We put up the tent, and were glad we had when night fell. The loneliness of the limestone walls and the overbearing cliffs stifled our normal cheerfulness.

Without much in the way of illumination, bedtime comes early as it must have done down through the ages before the electric light, the match and the candle drew out the evenings.

-Got these, said Roy turning out a packet of broken digestives from his pack. We grinned – something to cheer us.
-I’ll brew up.

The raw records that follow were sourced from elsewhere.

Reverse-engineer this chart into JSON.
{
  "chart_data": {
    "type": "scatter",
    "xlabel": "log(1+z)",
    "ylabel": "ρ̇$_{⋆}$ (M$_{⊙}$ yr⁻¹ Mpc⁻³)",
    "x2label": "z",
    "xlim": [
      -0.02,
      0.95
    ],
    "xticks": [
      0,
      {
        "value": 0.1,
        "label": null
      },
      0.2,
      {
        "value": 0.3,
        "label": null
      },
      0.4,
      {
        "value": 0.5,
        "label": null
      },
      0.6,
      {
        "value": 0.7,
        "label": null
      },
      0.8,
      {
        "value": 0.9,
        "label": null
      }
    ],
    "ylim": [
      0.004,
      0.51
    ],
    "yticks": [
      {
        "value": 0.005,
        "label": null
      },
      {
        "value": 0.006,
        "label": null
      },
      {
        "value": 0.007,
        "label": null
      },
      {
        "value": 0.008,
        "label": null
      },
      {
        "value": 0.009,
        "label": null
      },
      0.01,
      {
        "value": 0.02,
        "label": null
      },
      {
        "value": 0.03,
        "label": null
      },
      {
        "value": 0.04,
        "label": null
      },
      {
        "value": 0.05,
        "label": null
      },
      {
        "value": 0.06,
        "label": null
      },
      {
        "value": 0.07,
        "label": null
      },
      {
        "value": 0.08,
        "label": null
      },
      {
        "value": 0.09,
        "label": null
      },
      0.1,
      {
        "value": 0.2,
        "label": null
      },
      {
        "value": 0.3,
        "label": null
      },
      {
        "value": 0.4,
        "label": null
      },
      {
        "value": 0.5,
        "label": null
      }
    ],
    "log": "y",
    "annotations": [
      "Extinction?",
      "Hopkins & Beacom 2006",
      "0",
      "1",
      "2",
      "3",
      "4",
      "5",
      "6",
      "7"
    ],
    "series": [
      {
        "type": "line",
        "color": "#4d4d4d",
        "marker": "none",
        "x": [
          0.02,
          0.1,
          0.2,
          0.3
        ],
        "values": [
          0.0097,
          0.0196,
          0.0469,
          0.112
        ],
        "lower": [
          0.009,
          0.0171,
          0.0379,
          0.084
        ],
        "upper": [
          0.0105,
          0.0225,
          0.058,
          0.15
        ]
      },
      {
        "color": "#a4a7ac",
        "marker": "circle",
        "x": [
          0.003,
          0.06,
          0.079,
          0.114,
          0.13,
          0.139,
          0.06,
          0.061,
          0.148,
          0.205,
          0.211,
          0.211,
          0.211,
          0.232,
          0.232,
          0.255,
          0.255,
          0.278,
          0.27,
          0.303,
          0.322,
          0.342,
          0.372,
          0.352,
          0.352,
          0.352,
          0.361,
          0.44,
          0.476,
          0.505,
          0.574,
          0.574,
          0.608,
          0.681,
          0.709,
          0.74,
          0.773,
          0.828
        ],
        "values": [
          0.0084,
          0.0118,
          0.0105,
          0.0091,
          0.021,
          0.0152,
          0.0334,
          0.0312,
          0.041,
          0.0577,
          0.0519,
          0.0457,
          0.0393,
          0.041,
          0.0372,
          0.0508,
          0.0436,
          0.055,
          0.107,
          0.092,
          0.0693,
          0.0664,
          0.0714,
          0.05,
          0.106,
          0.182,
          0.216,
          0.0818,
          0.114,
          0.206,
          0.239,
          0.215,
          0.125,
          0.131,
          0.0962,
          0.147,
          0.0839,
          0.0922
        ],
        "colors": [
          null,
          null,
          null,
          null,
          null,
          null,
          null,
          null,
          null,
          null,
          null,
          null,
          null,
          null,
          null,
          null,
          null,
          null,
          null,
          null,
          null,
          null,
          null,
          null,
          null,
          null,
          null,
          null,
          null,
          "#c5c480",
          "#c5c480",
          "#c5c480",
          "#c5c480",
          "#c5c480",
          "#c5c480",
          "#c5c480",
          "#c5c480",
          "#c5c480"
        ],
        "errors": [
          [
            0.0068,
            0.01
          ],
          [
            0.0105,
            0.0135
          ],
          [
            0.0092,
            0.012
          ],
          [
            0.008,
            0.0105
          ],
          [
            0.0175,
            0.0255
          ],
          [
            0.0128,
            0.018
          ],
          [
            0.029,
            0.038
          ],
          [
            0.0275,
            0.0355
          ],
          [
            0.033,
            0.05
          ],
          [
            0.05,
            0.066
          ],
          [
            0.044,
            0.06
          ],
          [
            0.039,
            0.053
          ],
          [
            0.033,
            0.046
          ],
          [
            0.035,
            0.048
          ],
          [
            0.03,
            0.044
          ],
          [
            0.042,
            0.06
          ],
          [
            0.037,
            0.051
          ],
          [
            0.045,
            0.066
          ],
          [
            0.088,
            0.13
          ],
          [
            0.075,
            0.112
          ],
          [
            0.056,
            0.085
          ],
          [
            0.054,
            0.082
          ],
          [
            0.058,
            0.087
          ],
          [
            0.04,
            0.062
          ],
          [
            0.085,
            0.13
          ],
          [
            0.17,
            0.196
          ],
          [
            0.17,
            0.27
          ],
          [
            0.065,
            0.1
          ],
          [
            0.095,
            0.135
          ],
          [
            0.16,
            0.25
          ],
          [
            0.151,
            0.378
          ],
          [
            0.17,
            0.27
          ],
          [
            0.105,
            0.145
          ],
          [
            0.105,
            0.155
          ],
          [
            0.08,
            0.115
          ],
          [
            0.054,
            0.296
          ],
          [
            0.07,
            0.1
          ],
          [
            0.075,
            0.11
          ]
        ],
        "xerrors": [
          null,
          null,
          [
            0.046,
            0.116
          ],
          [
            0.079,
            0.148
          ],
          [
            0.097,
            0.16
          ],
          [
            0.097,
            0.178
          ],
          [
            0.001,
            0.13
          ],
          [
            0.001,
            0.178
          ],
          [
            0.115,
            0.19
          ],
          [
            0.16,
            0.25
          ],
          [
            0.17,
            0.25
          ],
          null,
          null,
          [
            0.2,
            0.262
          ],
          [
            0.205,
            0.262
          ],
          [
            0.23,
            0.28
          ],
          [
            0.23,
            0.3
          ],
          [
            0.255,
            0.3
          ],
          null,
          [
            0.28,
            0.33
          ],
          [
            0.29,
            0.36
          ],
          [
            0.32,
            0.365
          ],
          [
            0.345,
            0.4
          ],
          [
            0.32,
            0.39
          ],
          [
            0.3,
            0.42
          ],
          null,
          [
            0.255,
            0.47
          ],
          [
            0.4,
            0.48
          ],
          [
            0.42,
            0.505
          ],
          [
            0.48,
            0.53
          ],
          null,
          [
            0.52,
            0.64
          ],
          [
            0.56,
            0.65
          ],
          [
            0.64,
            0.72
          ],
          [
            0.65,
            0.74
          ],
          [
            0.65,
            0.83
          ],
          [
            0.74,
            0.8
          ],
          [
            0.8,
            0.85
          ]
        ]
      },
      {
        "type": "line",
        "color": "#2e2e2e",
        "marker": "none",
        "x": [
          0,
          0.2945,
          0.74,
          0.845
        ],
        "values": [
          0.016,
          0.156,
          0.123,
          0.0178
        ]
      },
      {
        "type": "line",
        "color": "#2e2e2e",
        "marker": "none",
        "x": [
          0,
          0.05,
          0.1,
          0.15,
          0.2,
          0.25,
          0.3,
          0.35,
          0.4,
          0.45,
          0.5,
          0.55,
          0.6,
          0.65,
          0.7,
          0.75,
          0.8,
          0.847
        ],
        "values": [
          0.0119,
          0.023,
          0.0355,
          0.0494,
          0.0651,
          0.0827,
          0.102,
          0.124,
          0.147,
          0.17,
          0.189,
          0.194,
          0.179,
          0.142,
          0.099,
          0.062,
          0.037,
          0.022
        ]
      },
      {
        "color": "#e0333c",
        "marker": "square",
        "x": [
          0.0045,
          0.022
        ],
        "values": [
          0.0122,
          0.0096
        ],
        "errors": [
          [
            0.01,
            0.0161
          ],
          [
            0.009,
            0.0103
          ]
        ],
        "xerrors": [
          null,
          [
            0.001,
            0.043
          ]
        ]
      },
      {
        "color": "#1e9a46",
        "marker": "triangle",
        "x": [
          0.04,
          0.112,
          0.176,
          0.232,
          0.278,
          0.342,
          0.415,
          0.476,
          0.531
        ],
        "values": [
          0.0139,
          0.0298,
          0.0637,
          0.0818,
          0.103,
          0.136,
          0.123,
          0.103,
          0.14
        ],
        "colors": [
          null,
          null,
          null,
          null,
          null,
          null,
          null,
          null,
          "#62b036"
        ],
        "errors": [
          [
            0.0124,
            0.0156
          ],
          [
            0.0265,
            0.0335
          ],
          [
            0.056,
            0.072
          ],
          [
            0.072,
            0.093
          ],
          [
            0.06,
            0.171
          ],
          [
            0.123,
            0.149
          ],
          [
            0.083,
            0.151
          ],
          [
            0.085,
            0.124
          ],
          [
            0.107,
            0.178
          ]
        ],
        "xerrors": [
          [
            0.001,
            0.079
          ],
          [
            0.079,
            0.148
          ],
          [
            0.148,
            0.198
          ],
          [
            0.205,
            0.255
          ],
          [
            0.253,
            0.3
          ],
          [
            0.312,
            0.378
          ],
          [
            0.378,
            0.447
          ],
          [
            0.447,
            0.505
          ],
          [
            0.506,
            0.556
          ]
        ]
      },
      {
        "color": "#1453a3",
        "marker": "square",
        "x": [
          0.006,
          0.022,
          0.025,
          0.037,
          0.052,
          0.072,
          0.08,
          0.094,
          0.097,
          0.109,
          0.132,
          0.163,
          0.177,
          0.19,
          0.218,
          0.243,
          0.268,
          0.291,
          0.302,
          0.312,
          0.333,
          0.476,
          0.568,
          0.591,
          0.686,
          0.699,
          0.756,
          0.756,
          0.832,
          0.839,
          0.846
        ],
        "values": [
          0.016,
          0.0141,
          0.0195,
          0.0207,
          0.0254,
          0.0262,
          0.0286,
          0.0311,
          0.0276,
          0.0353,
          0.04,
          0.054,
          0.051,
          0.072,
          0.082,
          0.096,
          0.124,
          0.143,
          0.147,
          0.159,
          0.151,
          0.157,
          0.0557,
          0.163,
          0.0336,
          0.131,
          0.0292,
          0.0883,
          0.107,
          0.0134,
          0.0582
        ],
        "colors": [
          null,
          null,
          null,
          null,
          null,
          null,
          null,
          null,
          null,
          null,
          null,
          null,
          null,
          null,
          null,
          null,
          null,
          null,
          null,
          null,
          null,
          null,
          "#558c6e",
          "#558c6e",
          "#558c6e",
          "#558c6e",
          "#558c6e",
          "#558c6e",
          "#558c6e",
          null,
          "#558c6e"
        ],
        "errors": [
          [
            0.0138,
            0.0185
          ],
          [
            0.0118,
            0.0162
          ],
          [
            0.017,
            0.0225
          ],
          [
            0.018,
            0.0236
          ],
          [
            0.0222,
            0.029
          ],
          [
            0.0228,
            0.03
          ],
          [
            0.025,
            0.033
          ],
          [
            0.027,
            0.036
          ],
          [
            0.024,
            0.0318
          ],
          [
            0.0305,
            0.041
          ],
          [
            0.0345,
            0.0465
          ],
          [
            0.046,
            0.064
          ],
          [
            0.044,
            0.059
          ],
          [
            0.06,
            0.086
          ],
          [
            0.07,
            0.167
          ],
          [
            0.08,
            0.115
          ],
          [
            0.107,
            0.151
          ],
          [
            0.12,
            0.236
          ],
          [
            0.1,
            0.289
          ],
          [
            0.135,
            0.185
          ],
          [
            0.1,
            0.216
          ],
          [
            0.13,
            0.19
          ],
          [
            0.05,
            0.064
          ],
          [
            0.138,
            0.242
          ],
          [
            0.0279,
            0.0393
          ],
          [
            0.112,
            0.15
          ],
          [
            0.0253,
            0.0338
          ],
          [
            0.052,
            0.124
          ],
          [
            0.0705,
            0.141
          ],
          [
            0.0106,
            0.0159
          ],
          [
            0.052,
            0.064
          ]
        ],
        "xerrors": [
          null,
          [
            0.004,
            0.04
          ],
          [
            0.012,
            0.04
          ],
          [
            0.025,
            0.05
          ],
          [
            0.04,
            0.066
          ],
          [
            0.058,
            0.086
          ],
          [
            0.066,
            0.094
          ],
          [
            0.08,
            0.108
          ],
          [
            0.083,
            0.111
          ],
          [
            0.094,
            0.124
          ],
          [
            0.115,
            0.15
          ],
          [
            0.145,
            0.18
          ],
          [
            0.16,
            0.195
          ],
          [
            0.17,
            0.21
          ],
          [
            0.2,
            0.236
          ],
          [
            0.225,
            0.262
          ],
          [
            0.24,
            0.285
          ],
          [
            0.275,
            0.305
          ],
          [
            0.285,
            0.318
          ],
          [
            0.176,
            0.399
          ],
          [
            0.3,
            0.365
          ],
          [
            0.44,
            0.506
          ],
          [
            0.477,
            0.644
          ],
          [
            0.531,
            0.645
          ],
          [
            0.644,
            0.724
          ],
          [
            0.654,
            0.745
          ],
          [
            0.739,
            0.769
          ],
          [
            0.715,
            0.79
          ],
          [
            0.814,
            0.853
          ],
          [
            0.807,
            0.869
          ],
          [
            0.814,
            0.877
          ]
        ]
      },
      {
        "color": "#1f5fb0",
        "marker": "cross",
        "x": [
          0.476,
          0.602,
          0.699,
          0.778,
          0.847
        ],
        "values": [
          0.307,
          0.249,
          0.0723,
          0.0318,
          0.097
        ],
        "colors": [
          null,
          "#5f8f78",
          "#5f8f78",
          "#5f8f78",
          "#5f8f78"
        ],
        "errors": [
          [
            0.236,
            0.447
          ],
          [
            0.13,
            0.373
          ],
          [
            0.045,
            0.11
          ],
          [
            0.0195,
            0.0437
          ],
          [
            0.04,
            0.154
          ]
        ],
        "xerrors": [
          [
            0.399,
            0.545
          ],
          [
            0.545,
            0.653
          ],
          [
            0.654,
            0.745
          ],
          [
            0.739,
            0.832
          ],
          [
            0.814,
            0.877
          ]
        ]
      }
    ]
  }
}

And we sat and crunched our way through the packet, argued about the last one, supped our coffee that had remnants of dunked biscuits in the dregs.

Next came the day’s swansong, which tonight started with ghost stories – a man called for his girl – half way to somewhere she disappeared off the back of his Matchless – he went back to find her, was told she’d died some hours earlier – that sort of thing – things we could relate to and that had happened to lads like us.

Coffee and ghost stories don’t sit well together where sleep is concerned. I stared up and out for hours before the dawn came up and we each discovered the other two had also been wide awake.

And then when the sun did creep over the cliff to plunge us into full daylight, we all went to sleep and dreamed quietly through the early morning until a cow pushed its wet, pink and black nose into our tent and woke us up at ten.